In /usr/local/unravel/etc/unravel.properties, update Hive metastore access information with the read-only username and the values you retrieved in step 1.

For example,

javax.jdo.option.ConnectionURL=jdbc:mysql://congo.unraveldata.com/hive javax.jdo.option.ConnectionDriverName=com.mysql.jdbc.Driver 
javax.jdo.option.ConnectionUserName=unravelka
javax.jdo.option.ConnectionPassword=hadoop

If you are using Microsoft JDBC Driver 7.0 for SQL Server set the properties as follows.

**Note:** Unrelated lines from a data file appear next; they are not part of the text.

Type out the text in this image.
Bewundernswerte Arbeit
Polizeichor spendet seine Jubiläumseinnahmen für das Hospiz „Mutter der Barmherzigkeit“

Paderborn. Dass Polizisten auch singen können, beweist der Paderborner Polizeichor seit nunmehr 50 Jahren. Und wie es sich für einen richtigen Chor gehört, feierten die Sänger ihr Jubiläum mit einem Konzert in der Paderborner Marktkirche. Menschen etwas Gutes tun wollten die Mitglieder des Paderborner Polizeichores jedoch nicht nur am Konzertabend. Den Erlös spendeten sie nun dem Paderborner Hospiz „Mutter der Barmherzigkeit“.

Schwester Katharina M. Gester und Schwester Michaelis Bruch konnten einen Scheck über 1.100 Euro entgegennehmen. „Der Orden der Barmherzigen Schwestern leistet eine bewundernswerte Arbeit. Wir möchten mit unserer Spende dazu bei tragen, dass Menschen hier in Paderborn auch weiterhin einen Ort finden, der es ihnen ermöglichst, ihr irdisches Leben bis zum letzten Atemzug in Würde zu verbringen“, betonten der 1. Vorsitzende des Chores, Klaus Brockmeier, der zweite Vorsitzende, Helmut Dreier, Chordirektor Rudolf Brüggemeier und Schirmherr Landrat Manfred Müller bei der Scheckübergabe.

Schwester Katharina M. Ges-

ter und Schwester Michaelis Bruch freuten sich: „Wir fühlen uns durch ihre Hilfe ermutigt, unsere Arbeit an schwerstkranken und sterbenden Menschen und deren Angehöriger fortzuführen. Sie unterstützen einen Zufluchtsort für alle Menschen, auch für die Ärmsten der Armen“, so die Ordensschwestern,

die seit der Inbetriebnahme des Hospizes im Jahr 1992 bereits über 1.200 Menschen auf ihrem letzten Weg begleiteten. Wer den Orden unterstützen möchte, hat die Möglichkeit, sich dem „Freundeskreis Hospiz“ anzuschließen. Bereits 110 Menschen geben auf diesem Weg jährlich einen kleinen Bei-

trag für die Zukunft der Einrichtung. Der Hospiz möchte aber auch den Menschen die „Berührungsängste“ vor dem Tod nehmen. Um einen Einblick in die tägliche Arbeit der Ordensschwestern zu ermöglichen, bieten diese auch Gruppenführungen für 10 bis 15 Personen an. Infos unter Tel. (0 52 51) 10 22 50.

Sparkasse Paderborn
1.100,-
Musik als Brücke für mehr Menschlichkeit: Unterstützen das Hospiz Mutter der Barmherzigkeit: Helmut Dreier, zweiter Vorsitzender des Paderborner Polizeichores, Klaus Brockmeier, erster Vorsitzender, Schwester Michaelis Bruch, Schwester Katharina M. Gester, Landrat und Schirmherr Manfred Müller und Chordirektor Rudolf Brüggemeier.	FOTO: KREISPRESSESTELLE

javax.jdo.option.ConnectionURL=jdbc:sqlserver://jdbc_url
javax.jdo.option.ConnectionDriverName=com.microsoft.sqlserver.jdbc.SQLServerDriver
javax.jdo.option.ConnectionUserName=username
javax.jdo.option.ConnectionPassword=password
4. Restart Unravel
sudo /etc/init.d/unravel_all.sh restart
5. Confirm Hive queries are displayed in the Unravel UI

Go to Unravel UI's Applications > Applications page to confirm that Hive queries are displayed. Approximately twenty-four hours after configuration the Reports > Data Insights > Details page displays a list of your Hive Metastore tables along with their KPIs and other details.